Duncan shrugged as he handed over a pair of reins. “Who can say? We took a chance—but that’s nothing new. He shouldn’t be able to remember anything he oughtn’t. But then, you can never tell with these country folk. Or need I bother telling you that? After all, they’re your people, Alaric.”

Alaric Anthony Morgan, Duke of Corwyn, King’s Champion, and now excommunicate Deryni sorcerer, smiled and gathered up his reins, swinging up on his tall warhorse as Duncan did the same.

“My people. Yes, I suppose they are, God bless ’em. Tell me, Cousin. Is all of this really my fault? I never thought so before, but I’ve heard it so often in the past few weeks, I’m almost beginning to believe it.”

Duncan shook his head, touching steel-shod heels to his horse’s flanks and beginning to move off down the road. “It isn’t your fault. It isn’t any one person’s fault. We’re simply a convenient excuse for the archbishops to do what they’ve been wanting to do for years. This situation has been building for generations.”

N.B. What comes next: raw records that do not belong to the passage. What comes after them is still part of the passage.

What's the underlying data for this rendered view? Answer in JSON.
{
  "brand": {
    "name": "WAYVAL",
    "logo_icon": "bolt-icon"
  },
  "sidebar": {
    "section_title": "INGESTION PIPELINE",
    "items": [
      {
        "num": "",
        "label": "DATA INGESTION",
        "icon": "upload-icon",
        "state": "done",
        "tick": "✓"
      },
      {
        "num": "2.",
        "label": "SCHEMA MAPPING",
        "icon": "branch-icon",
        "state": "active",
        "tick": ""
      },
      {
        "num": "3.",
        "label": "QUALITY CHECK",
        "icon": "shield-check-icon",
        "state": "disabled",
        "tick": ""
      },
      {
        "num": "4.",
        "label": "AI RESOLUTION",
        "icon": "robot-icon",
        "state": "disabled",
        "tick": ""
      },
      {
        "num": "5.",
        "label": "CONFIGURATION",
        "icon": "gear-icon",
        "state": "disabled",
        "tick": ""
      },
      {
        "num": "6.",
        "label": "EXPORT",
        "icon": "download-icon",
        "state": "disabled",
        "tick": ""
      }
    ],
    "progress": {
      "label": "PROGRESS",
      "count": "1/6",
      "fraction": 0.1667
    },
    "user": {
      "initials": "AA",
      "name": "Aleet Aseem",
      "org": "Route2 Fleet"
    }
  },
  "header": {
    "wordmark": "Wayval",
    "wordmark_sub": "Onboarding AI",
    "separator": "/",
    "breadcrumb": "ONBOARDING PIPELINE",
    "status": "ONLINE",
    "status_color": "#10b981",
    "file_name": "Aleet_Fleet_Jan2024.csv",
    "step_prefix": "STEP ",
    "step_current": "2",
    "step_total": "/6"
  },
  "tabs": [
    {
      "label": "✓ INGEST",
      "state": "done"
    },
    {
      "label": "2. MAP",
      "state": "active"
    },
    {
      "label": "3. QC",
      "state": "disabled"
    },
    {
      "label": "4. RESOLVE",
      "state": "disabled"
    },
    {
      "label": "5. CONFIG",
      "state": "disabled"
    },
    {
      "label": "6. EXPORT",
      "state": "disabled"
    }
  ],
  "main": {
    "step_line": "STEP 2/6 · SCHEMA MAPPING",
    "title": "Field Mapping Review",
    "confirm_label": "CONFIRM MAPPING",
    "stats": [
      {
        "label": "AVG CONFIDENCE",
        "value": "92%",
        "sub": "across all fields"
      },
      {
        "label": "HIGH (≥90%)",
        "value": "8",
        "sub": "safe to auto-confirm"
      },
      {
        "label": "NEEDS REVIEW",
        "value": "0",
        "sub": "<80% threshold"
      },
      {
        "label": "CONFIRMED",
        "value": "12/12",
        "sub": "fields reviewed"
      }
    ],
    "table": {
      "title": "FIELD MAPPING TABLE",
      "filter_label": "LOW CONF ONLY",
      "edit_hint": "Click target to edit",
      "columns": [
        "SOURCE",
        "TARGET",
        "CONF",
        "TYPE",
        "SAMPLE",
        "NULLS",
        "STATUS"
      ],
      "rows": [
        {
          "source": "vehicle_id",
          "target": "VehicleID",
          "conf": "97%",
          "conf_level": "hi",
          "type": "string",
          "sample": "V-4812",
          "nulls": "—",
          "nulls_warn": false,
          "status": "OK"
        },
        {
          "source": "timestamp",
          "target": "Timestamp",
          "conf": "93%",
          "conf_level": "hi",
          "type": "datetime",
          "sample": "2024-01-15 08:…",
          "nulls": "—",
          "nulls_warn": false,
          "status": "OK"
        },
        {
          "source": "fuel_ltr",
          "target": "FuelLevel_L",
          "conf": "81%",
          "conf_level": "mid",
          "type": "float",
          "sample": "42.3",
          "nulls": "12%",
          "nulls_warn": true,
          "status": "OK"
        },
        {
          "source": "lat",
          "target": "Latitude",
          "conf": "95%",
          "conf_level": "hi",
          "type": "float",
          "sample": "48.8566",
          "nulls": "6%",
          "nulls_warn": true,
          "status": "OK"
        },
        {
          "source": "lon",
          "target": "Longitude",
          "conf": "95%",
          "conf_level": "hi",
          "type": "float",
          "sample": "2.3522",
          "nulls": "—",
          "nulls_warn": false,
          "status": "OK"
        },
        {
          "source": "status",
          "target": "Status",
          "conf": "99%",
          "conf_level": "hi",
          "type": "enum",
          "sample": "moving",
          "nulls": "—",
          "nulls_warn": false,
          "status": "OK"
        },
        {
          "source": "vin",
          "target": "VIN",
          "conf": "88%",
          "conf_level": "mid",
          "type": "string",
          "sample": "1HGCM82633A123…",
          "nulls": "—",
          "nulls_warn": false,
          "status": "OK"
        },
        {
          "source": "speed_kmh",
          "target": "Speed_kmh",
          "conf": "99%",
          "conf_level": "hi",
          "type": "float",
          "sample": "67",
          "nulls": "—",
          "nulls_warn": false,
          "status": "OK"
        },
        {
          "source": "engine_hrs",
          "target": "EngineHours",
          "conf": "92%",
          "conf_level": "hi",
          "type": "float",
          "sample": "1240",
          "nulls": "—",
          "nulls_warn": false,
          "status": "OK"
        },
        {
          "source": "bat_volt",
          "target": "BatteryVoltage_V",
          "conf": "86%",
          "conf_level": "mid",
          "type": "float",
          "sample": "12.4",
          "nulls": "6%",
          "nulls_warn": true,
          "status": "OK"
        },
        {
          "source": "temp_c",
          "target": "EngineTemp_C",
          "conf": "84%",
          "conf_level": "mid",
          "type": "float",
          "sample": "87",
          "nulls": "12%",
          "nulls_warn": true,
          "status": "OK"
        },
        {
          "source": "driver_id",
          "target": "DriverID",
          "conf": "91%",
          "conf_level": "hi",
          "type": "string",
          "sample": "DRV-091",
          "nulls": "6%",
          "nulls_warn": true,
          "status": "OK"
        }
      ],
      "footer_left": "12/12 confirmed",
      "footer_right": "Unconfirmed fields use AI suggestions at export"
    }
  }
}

“You’re right, of course,” Morgan said. He urged his horse to a trot and fell in beside his kinsman. “But that isn’t going to make it any easier to explain to Kelson.”

“He understands,” Duncan replied. “What will be more interesting will be his reaction to the information we’ve been gathering for the past week or so. I don’t think he’s realized the extent of unrest in this part of the kingdom.”

Morgan snorted. “Neither had I. When do you reckon we’ll reach Dol Shaia?”

“Soon after noon,” Duncan stated. “I’d stake money on it.”

“Would you?” Morgan gave a sly grin. “Done! Now, let’s ride.”

And so the two continued along the road from Jennan Vale, pushing on ever faster as the moon rose to light their way. They need not have worried about revealing their identities, these two young Deryni lords. For even had they been told, Malcolm Donalson and the boy Royston simply would not have believed that they had been in the presence of the infamous pair. Dukes and monsignori, Deryni or not, did not ride in the guise of rebel soldiers in the service of Lord Warin, with falcon cloaks and badges and three weeks’ growth of beard. It was unimaginable.

Nor would two heretic Deryni have stopped to help a wounded rebel soldier—especially one who, only hours before, had brought death and injury to a number of royalist knights. This, too, was unheard of.

So the two rode on, ever faster, ever closer, to rendezvous next day at Dol Shaia with their young Deryni king.